Un indice significatif vient nuancer la portée du rapprochement algéro-malien : le 10 avril 2026, le ministre malien des Affaires étrangères Abdoulaye Diop a déclaré que le Mali soutenait le plan marocain d’autonomie pour le Sahara occidental — une position qui rompt avec l’environnement régional traditionnellement plus favorable aux positions algériennes11. Cette annonce intervient trois mois avant la normalisation complète des relations avec Alger, ce qui illustre la thèse centrale de cette note : la restauration des canaux diplomatiques et sécuritaires n’entraîne pas automatiquement un alignement politique. Le Mali a pu, dans le même intervalle temporel, se rapprocher d’Alger sur le plan bilatéral et s’éloigner d’elle sur l’un des dossiers les plus sensibles de sa diplomatie régionale. Ce découplage constitue, à ce stade, l’élément le plus tangible en faveur de l’hypothèse du containment sans alignement — sans pour autant la démontrer de manière définitive, la position malienne pouvant aussi s’expliquer par des considérations propres à la relation Bamako-Rabat, indépendantes de la relation Bamako-Alger.

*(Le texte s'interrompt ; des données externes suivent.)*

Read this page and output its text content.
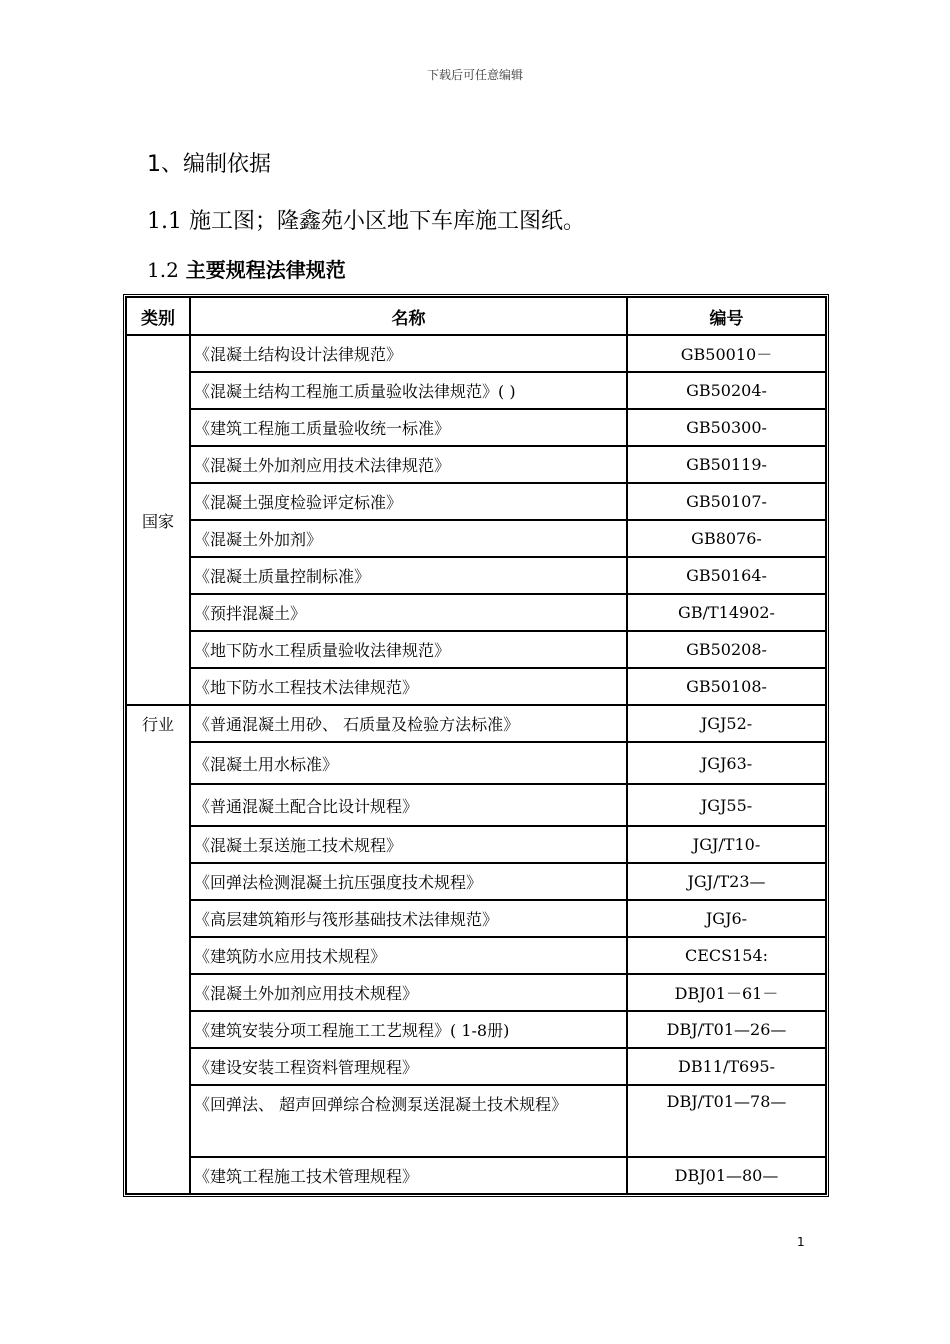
下载后可任意编辑
1、编制依据
1.1 施工图；隆鑫苑小区地下车库施工图纸。
1.2 主要规程法律规范
类别	名称	编号
国家	《混凝土结构设计法律规范》	GB50010－
	《混凝土结构工程施工质量验收法律规范》( )	GB50204-
	《建筑工程施工质量验收统一标准》	GB50300-
	《混凝土外加剂应用技术法律规范》	GB50119-
	《混凝土强度检验评定标准》	GB50107-
	《混凝土外加剂》	GB8076-
	《混凝土质量控制标准》	GB50164-
	《预拌混凝土》	GB/T14902-
	《地下防水工程质量验收法律规范》	GB50208-
	《地下防水工程技术法律规范》	GB50108-
行业	《普通混凝土用砂、 石质量及检验方法标准》	JGJ52-
	《混凝土用水标准》	JGJ63-
	《普通混凝土配合比设计规程》	JGJ55-
	《混凝土泵送施工技术规程》	JGJ/T10-
	《回弹法检测混凝土抗压强度技术规程》	JGJ/T23—
	《高层建筑箱形与筏形基础技术法律规范》	JGJ6-
	《建筑防水应用技术规程》	CECS154:
	《混凝土外加剂应用技术规程》	DBJ01－61－
	《建筑安装分项工程施工工艺规程》( 1-8册)	DBJ/T01—26—
	《建设安装工程资料管理规程》	DB11/T695-
	《回弹法、 超声回弹综合检测泵送混凝土技术规程》	DBJ/T01—78—
	《建筑工程施工技术管理规程》	DBJ01—80—
1
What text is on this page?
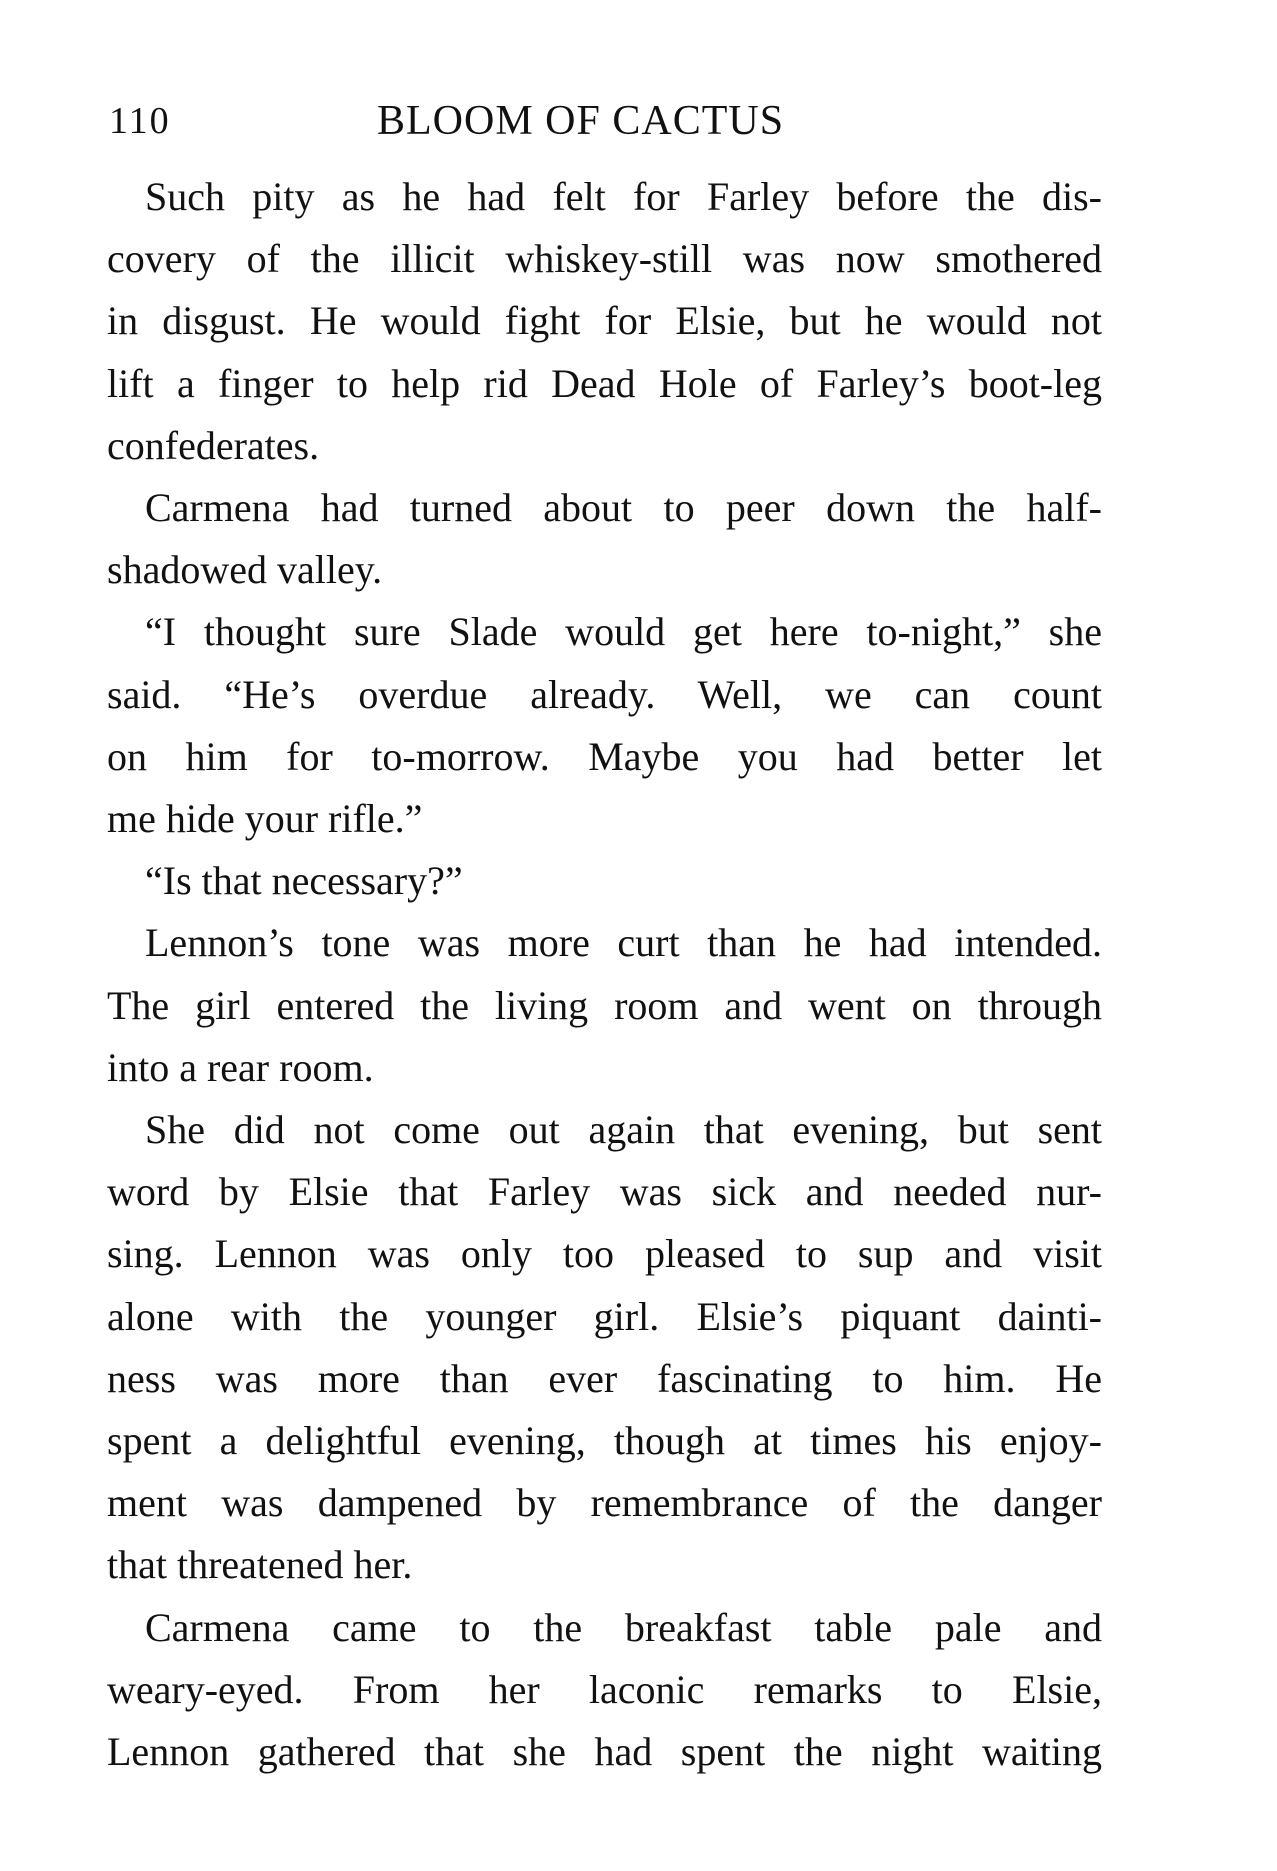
110	BLOOM OF CACTUS

Such pity as he had felt for Farley before the dis-
covery of the illicit whiskey-still was now smothered
in disgust. He would fight for Elsie, but he would not
lift a finger to help rid Dead Hole of Farley’s boot-leg
confederates.

Carmena had turned about to peer down the half-
shadowed valley.

“I thought sure Slade would get here to-night,” she
said. “He’s overdue already. Well, we can count
on him for to-morrow. Maybe you had better let
me hide your rifle.”

“Is that necessary?”

Lennon’s tone was more curt than he had intended.
The girl entered the living room and went on through
into a rear room.

She did not come out again that evening, but sent
word by Elsie that Farley was sick and needed nur-
sing. Lennon was only too pleased to sup and visit
alone with the younger girl. Elsie’s piquant dainti-
ness was more than ever fascinating to him. He
spent a delightful evening, though at times his enjoy-
ment was dampened by remembrance of the danger
that threatened her.

Carmena came to the breakfast table pale and
weary-eyed. From her laconic remarks to Elsie,
Lennon gathered that she had spent the night waiting
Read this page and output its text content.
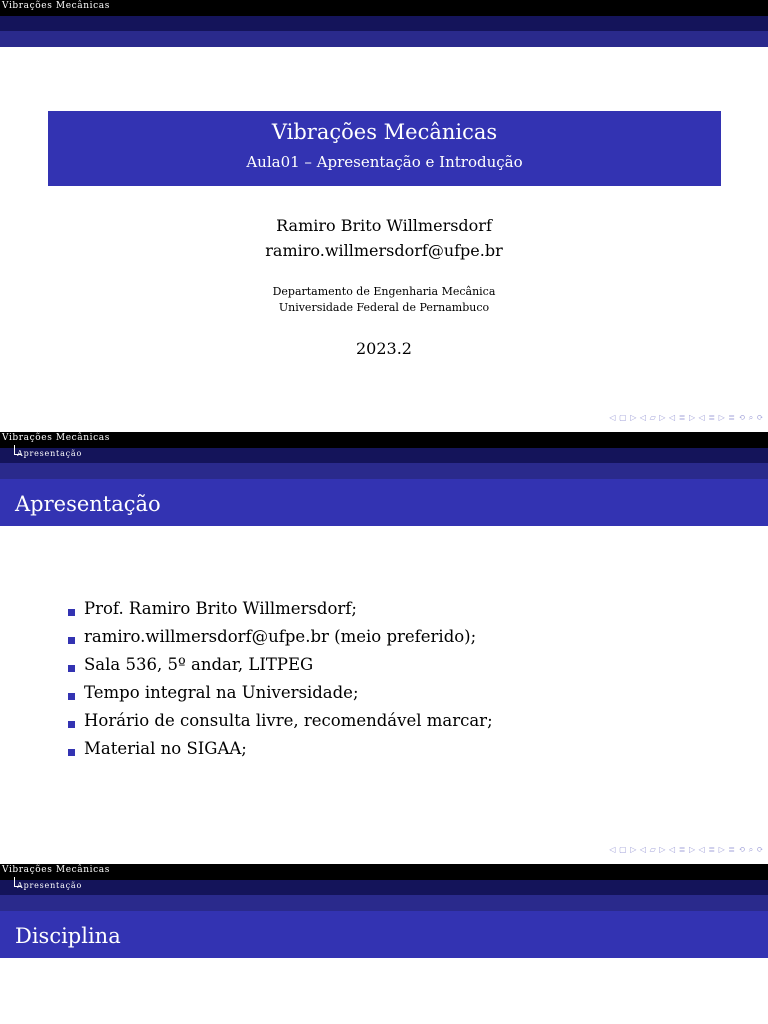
Vibrações Mecânicas
Vibrações Mecânicas
Aula01 – Apresentação e Introdução
Ramiro Brito Willmersdorf
ramiro.willmersdorf@ufpe.br
Departamento de Engenharia Mecânica
Universidade Federal de Pernambuco
2023.2
◁ ▢ ▷ ◁ ▱ ▷ ◁ ≣ ▷ ◁ ≣ ▷ ≣ ⟲ ⌕ ⟳
Vibrações Mecânicas
Apresentação
Apresentação
Prof. Ramiro Brito Willmersdorf;
ramiro.willmersdorf@ufpe.br (meio preferido);
Sala 536, 5º andar, LITPEG
Tempo integral na Universidade;
Horário de consulta livre, recomendável marcar;
Material no SIGAA;
◁ ▢ ▷ ◁ ▱ ▷ ◁ ≣ ▷ ◁ ≣ ▷ ≣ ⟲ ⌕ ⟳
Vibrações Mecânicas
Apresentação
Disciplina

V. Le problème de la crédibilité algérienne
La question de la confiance que les capitales sahéliennes peuvent accorder aux nouvelles promesses algériennes se pose avec une acuité particulière compte tenu des précédents de la politique étrangère d’Alger. On observe des séquences comparables de tension puis de réengagement avec la France, autour des excuses coloniales et de la mémoire des essais nucléaires, et avec l’Espagne, sur le dossier du Sahara occidental et les relations hispano-marocaines — deux crises qui se sont, l’une comme l’autre, soldées par un réchauffement ultérieur12. Ces dossiers ne sont pas identiques à celui de l’AES : ils impliquent des puissances établies, non des régimes de transition en quête de reconnaissance internationale, et ne portent pas sur des questions de sécurité frontalière directe. Mais ils dessinent un pattern diplomatique récurrent qu’il serait imprudent d’ignorer : confrontation, rupture, pression, réajustement, normalisation.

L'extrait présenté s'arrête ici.